Ele está feliz por ter chegado aos 90 anos: em breve isso não será mais novidade alguma, destaca, mas tem um "valor de algo raro" no momento. Hobsbawm quer nos ajudar a ver além de "paixões atuais e picos de vendas" – porém não se assuste: ele vê crenças liberais de uma maneira bem crua. "Hoje em dia se fala mais baboseiras sobre democracia no discurso público ocidental do que qualquer outra palavra ou conceito político", insiste.

"O islamismo fundamentalista não representa perigo algum, mesmo porque não consegue ganhar nenhuma guerra", declara. Os jovens "fundamentalistas jogadores de bomba", diz ele, não são nada comparados ao IRA. O historiador descarta a idéia de que a ONU tem autoridade independente e não tem tempo para intervenções humanitárias: "A posição padrão de qualquer estado é ir atrás de seus interesses próprios".

Hobsbawm analisa dilemas atuais com tal frieza e desprendimento que seus oponentes políticos já o identificam como um marxista chinês insensível. "Coração mole" definitivamente não é seu estilo, pois segue, de acordo com suas próprias palavras, as tradições do racionalismo esclarecedor e está frustrado com as "histerias" atuais e o "sentimento totalmente desestruturado" de que "algo deve ser feito". Seu alvo, declara, é auxiliar jovens a "enfrentar os prospectos negros do século 21 com o pessimismo como requisito".

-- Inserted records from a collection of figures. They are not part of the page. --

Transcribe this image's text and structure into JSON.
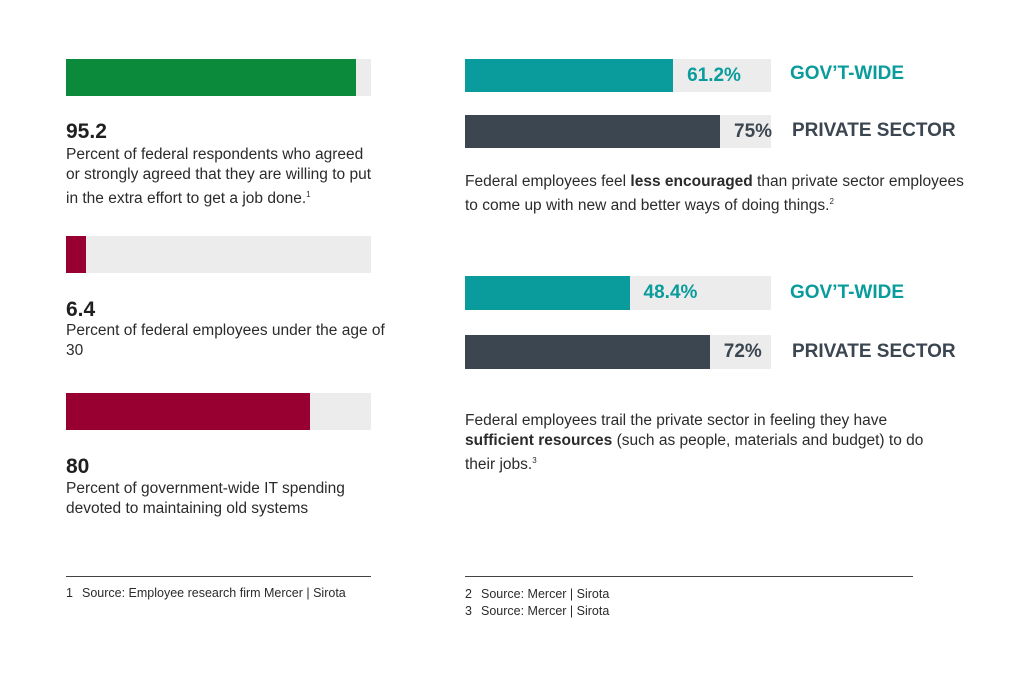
{
  "colors": {
    "green": "#0a8a3a",
    "maroon": "#970031",
    "teal": "#0a9c9c",
    "slate": "#3b4651",
    "track": "#ececec"
  },
  "chart_data": [
    {
      "type": "bar",
      "stats": [
        {
          "value": 95.2,
          "label": "95.2",
          "text": "Percent of federal respondents who agreed or strongly agreed that they are willing to put in the extra effort to get a job done.",
          "note": "1",
          "color": "green"
        },
        {
          "value": 6.4,
          "label": "6.4",
          "text": "Percent of federal employees under the age of 30",
          "note": "",
          "color": "maroon"
        },
        {
          "value": 80,
          "label": "80",
          "text": "Percent of government-wide IT spending devoted to maintaining old systems",
          "note": "",
          "color": "maroon"
        }
      ]
    },
    {
      "type": "bar",
      "categories": [
        "GOV’T-WIDE",
        "PRIVATE SECTOR"
      ],
      "values": [
        61.2,
        75
      ],
      "value_labels": [
        "61.2%",
        "75%"
      ],
      "caption": {
        "pre": "Federal employees feel ",
        "bold": "less encouraged",
        "post": " than private sector employees to come up with new and better ways of doing things.",
        "note": "2"
      }
    },
    {
      "type": "bar",
      "categories": [
        "GOV’T-WIDE",
        "PRIVATE SECTOR"
      ],
      "values": [
        48.4,
        72
      ],
      "value_labels": [
        "48.4%",
        "72%"
      ],
      "caption": {
        "pre": "Federal employees trail the private sector in feeling they have ",
        "bold": "sufficient resources",
        "post": " (such as people, materials and budget) to do their jobs.",
        "note": "3"
      }
    }
  ],
  "footnotes_left": [
    {
      "num": "1",
      "text": "Source: Employee research firm Mercer | Sirota"
    }
  ],
  "footnotes_right": [
    {
      "num": "2",
      "text": "Source: Mercer | Sirota"
    },
    {
      "num": "3",
      "text": "Source: Mercer | Sirota"
    }
  ]
}
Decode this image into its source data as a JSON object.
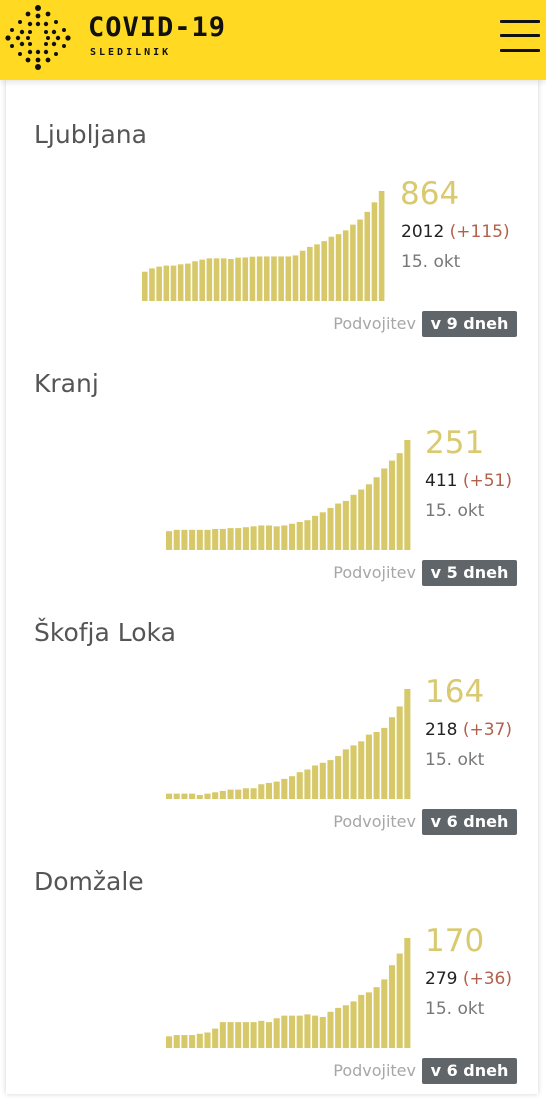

Seu prognóstico certamente não é dos mais alegres. Ele fala sobre a "extraordinária instabilidade da nova economia global". O novo imperialismo americano está condenado a falhar, afirma. O autor também teme desigualdades econômicas ainda maiores entre as nações e o crescimento da xenofobia no Ocidente. Também não vê futuro em políticas ecológicas, visto que elas "apelam apenas para as pessoas bem-sucedidas: "Quanto mais dinheiro você tem, mais você se preocupa com os problemas do meio-ambiente, mas o ‘grosso’ da população mundial não está nesta situação". Com relação ao "pêndulo gravitacional" da tecnologia para a China e a Índia, ele aponta que "o que vai acontecer é bem claro: cedo ou tarde vamos nos dar conta de que vivemos como príncipes", e que isso não será mais possível.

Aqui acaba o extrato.